Opponents of the tower argue that the company is simply trying to frighten leaders into reissuing the permit. Tim Cooper, an organizer of the Stop the Tower Citizens' Coalition, said he believes the District has a strong case.
"The city has a very good defense," Cooper said. "When all is said and done, they'll have a substantial case. As an expert, the tower company should have understood the zoning irregularities that existed in that site. ... They never should have decided to build there."
Cooper praised the mayor for pulling the permit. Chief of staff Abdusalam Omer said Tuesday night that the revocation stands.
"There is no question," Cooper said. "It's a monumental civic victory."
Ward 3 Council member Kathy Patterson, who secured approval of legislation urging the mayor to revoke the permit, also challenged the validity of the lawsuit.
"You assume that the business is responsible for its own actions," Patterson said. "The District should not be liable for the mistakes of one or two employees."
She also questioned the alleged damages. "There is no income stream right now," Patterson said of the uncompleted tower. "There's no income source being revoked. There is a general rule of law that if you proceed on an activity that is in violation of the law, you do so at your own risk."
But the company's attorney, John Brennan, contends that the project does not violate the zoning regulations. He said it is a matter of right at the site, which, despite its proximity to residential areas, is zoned for commercial use.
In fighting the tower's continued construction, residents have cited concerns about zoning, aesthetics and safety, such as the danger of falling ice. Morgan said that the company would use the latest technology to reduce the danger, which he said would arise from any tall building or tower.
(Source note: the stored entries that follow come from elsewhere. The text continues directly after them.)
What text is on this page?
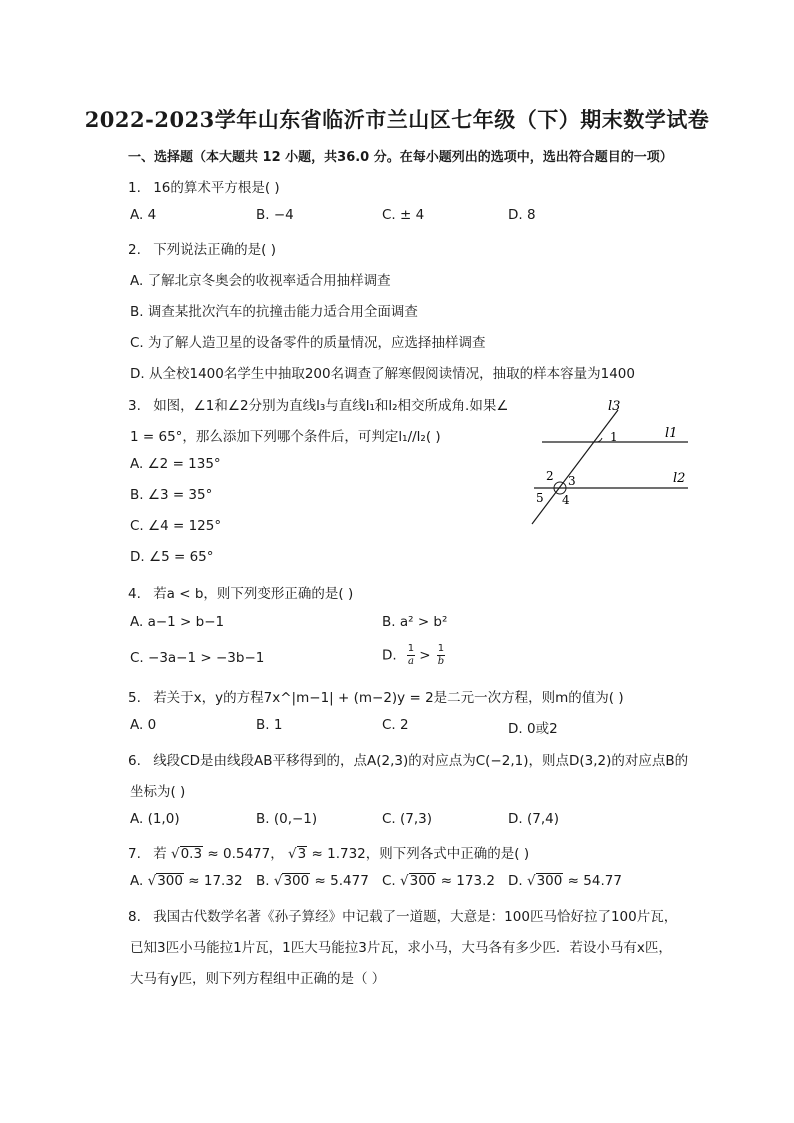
2022-2023学年山东省临沂市兰山区七年级（下）期末数学试卷
一、选择题（本大题共 12 小题，共36.0 分。在每小题列出的选项中，选出符合题目的一项）
1. 16的算术平方根是( )
A. 4	B. −4	C. ± 4	D. 8
2. 下列说法正确的是( )
A. 了解北京冬奥会的收视率适合用抽样调查
B. 调查某批次汽车的抗撞击能力适合用全面调查
C. 为了解人造卫星的设备零件的质量情况，应选择抽样调查
D. 从全校1400名学生中抽取200名调查了解寒假阅读情况，抽取的样本容量为1400
3. 如图，∠1和∠2分别为直线l₃与直线l₁和l₂相交所成角.如果∠
1 = 65°，那么添加下列哪个条件后，可判定l₁//l₂( )
A. ∠2 = 135°
B. ∠3 = 35°
C. ∠4 = 125°
D. ∠5 = 65°
l3
l1
l2
1
2 3
4
5
4. 若a < b，则下列变形正确的是( )
A. a−1 > b−1	B. a² > b²
C. −3a−1 > −3b−1	D. $\frac{1}{a} > \frac{1}{b}$
5. 若关于x，y的方程7x^|m−1| + (m−2)y = 2是二元一次方程，则m的值为( )
A. 0	B. 1	C. 2	D. 0或2
6. 线段CD是由线段AB平移得到的，点A(2,3)的对应点为C(−2,1)，则点D(3,2)的对应点B的
坐标为( )
A. (1,0)	B. (0,−1)	C. (7,3)	D. (7,4)
7. 若 √0.3 ≈ 0.5477， √3 ≈ 1.732，则下列各式中正确的是( )
A. √300 ≈ 17.32 B. √300 ≈ 5.477 C. √300 ≈ 173.2 D. √300 ≈ 54.77
8. 我国古代数学名著《孙子算经》中记载了一道题，大意是：100匹马恰好拉了100片瓦，
已知3匹小马能拉1片瓦，1匹大马能拉3片瓦，求小马，大马各有多少匹．若设小马有x匹，
大马有y匹，则下列方程组中正确的是（ ）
Residents have also raised broader concerns about the potential of non-ionizing radiation from the broadcast and cellular telephone antennas to cause cancer, noting the expected increase in antennas with the arrival of digital television.
"I think this is the lasting and deeper story here," Cooper said.
Residents also questioned why the District should have most of the television towers in the metropolitan area. Morgan said the company conducted a study that concluded Tenleytown was the best area to locate the tower, which he described as vital to accommodate new digital television antennas.
American Towers [sic] has agreements with WDCA-TV and WHUT-TV, as well as WHUR-FM, Morgan said.
"The tower is absolutely essential for the District because most of the television stations in the District do not have a place to put their digital antennas," Morgan said. "Most of the towers in the District are nearly full or at capacity."
Morgan said that the WUSA-TV and WJLA-TV towers nearby would remain. The new tower would replace the three that were on the site when American Towers acquired the property; two of those have already been torn down.